Monday, July 28, 2008

"The catastrophe of my personality"













Not only does Mad Men showcase some of the finest television writing ever to air, it quotes utterly beautiful poetry:

"Now I am quietly waiting for
the catastrophe of my personality
to seem beautiful again,
and interesting, and modern.

The country is grey and
brown and white in trees,
snows and skies of laughter
always diminishing, less funny
not just darker, not just grey.

It may be the coldest day of
the year, what does he think of
that? I mean, what do I? And if I do,
perhaps I am myself again."

- Excerpt from Frank O'Hara's poem Mayakovsky.

And, for good measure, another O'Hara poem not featured on the show, but just as succulent:

Animals

"Have you forgotten what we were like then
when we were still first rate
and the day came fat with an apple in its mouth

It's no use worrying about Time
but we did have a few tricks up our sleeves
and turned some sharp corners

The whole pasture looked like our meal
we didn't need speedometers
we could manage cocktails out of ice and water

I wouldn't want to be faster
or greener than now if you were with me O you
were the best of all my days."

Monday, July 21, 2008

Simply mad about it










"The idea of advertising is you will become successful, whether it's smoking a cigarette, having a cocktail, wearing the right suit, going to the right restaurant, voting for the right political candidate.
You will achieve happiness."
— Jon Hamm, a.k.a., Don Draper

Tuesday, July 15, 2008

Oh, no, they didn't



I'm only an occasional reader of The New Yorker and rarely find their trademark cartoons funny anymore. Especially unfunny to me, though, is the hotly discussed "Obamas in the Oval Office" cover. Seeing it made me want to order a subscription of the magazine just so I could turn around and immediately cancel it. I was that angry.

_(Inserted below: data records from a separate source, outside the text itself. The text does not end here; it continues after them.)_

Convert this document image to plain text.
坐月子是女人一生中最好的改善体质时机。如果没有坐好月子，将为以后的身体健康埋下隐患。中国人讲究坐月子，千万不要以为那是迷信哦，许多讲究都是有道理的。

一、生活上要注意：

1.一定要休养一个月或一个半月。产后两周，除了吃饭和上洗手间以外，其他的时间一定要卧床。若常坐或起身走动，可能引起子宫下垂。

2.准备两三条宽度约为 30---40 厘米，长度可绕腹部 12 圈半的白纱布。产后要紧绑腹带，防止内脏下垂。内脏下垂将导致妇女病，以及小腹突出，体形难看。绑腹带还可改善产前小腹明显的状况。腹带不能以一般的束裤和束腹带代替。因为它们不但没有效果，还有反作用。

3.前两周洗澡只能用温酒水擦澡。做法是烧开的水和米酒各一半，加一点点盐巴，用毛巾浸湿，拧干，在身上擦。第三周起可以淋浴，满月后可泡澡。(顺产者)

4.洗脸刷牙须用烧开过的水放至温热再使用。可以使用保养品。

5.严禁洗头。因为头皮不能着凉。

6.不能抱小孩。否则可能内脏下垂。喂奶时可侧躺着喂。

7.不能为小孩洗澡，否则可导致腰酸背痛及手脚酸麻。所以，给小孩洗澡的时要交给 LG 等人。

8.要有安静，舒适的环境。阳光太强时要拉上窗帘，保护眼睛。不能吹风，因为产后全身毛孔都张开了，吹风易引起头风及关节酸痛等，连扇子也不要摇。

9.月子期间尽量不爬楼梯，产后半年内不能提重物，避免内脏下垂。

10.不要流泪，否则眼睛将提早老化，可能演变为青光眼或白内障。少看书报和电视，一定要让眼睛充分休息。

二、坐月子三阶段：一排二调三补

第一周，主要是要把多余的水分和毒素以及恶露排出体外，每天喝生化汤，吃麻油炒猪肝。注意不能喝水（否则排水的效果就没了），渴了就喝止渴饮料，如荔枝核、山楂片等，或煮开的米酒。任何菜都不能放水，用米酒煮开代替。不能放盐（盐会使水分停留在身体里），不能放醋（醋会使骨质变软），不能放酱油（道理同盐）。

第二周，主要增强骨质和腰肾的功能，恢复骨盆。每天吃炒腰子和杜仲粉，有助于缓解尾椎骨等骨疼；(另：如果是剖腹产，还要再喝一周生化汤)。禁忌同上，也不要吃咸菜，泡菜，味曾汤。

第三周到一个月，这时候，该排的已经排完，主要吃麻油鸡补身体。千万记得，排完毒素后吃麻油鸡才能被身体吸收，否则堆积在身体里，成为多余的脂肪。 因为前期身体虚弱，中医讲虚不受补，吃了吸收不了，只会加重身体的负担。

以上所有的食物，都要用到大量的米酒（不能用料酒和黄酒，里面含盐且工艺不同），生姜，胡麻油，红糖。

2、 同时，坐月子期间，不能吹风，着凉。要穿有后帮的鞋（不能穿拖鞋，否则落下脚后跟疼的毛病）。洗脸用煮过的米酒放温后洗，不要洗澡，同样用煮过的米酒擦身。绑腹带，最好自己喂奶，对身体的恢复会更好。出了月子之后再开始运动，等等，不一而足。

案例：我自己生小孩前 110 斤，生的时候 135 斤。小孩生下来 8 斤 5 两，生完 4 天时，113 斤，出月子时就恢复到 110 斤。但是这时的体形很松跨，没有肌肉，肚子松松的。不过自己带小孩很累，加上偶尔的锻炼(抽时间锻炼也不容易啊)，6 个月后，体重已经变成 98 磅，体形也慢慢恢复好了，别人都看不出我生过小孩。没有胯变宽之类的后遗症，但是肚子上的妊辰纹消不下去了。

While some call the image offensive, I find it journalistically irresponsible and conceptually flawed.

Typically, satirical illustrations lampoon the subject's behavior or situation—say, a drawing of Dubya as Pinocchio with Cheney and Rove pulling the puppet strings. In this case, the illustrator has ventured into the murky land of exaggerating the opposition's conjured-up criticisms of the subject, so the target of the ridiculous claims ends up getting tarred and feathered twice. A lose-lose situation.

Those deriding the illustration tend to cite the fact that it may confuse Obama opposers or on-the-fencers who won't get the joke. But, in actuality, those Obama opposers or on-the-fencers (more specifically, anyone who promotes or buys into the slanderous B.S. portrayed in the artwork) are the butt of the joke in the first place. It's holding up a mirror to them saying, "Look how ridiculous your fears appear when represented in a full-color line drawing." But the people meant to see their own reflection in that mirror of mockery don't read that magazine, so the lesson stays unlearned.

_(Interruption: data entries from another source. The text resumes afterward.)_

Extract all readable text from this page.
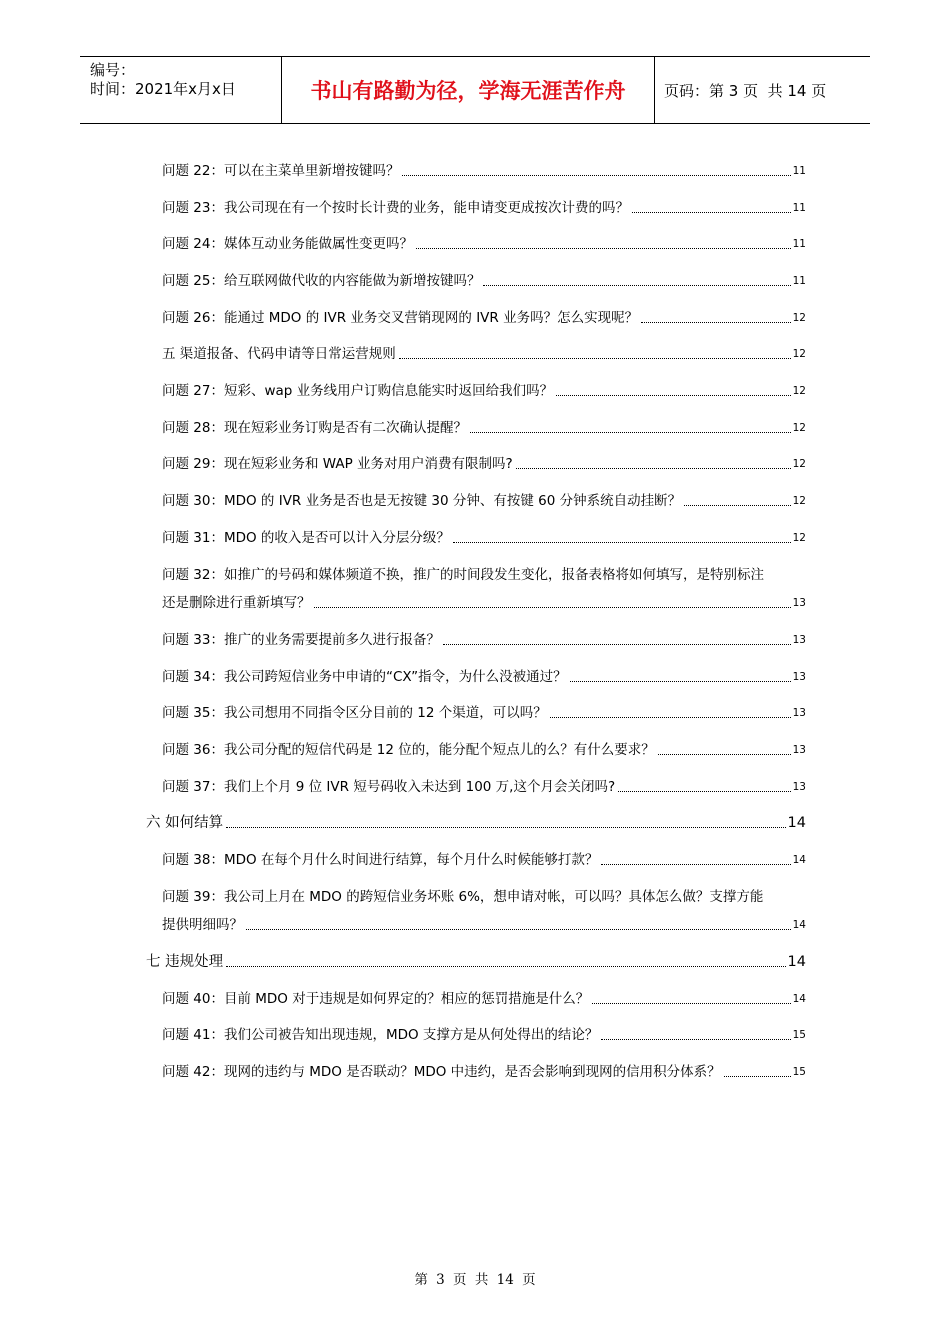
编号：
时间：2021年x月x日	书山有路勤为径，学海无涯苦作舟	页码：第 3 页  共 14 页
问题 22：可以在主菜单里新增按键吗？	11
问题 23：我公司现在有一个按时长计费的业务，能申请变更成按次计费的吗？	11
问题 24：媒体互动业务能做属性变更吗？	11
问题 25：给互联网做代收的内容能做为新增按键吗？	11
问题 26：能通过 MDO 的 IVR 业务交叉营销现网的 IVR 业务吗？怎么实现呢？	12
五 渠道报备、代码申请等日常运营规则	12
问题 27：短彩、wap 业务线用户订购信息能实时返回给我们吗？	12
问题 28：现在短彩业务订购是否有二次确认提醒？	12
问题 29：现在短彩业务和 WAP 业务对用户消费有限制吗?	12
问题 30：MDO 的 IVR 业务是否也是无按键 30 分钟、有按键 60 分钟系统自动挂断？	12
问题 31：MDO 的收入是否可以计入分层分级？	12
问题 32：如推广的号码和媒体频道不换，推广的时间段发生变化，报备表格将如何填写，是特别标注
还是删除进行重新填写？	13
问题 33：推广的业务需要提前多久进行报备？	13
问题 34：我公司跨短信业务中申请的“CX”指令，为什么没被通过？	13
问题 35：我公司想用不同指令区分目前的 12 个渠道，可以吗？	13
问题 36：我公司分配的短信代码是 12 位的，能分配个短点儿的么？有什么要求？	13
问题 37：我们上个月 9 位 IVR 短号码收入未达到 100 万,这个月会关闭吗?	13
六 如何结算	14
问题 38：MDO 在每个月什么时间进行结算，每个月什么时候能够打款？	14
问题 39：我公司上月在 MDO 的跨短信业务坏账 6%，想申请对帐，可以吗？具体怎么做？支撑方能
提供明细吗？	14
七 违规处理	14
问题 40：目前 MDO 对于违规是如何界定的？相应的惩罚措施是什么？	14
问题 41：我们公司被告知出现违规，MDO 支撑方是从何处得出的结论？	15
问题 42：现网的违约与 MDO 是否联动？MDO 中违约，是否会影响到现网的信用积分体系？	15
第 3 页 共 14 页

Someone in the media called this perfect poster propaganda for the right-wing. Sounds a little melodramatic, but on some level I agree. It's a neatly done "My Worst Fears About Obama" visual checklist that could burn a little "See, I told you so" image in a paranoid voter's mind.

It's scary but true that something this seemingly insignificant could change an election. Just remember the infamous shot of Dukakis wearing a helmet in a military tank. Or Howard Dean's fatal howl. My mom didn't vote for Gore because she feared "what a tree-hugger would do in the White House." It only took a colloquial hyphenate to decide her vote: Tree-hugger. And, the election before that, another: Flip-flopper. Now she knows a neo-con Bush is capable of far worse than any tree-hugger or flip-flopper, but much, much too late.

This is one of the most important elections in world history (yeah, I said "world") and for a national publication, no matter how boutique (outside of MAD magazine maybe), to use their cover to treat the one Presidential candidate offering some hope as the fall guy to fuel a PR stunt and misfired joke—compelling articles in his favor on the inside aside—is simply reckless.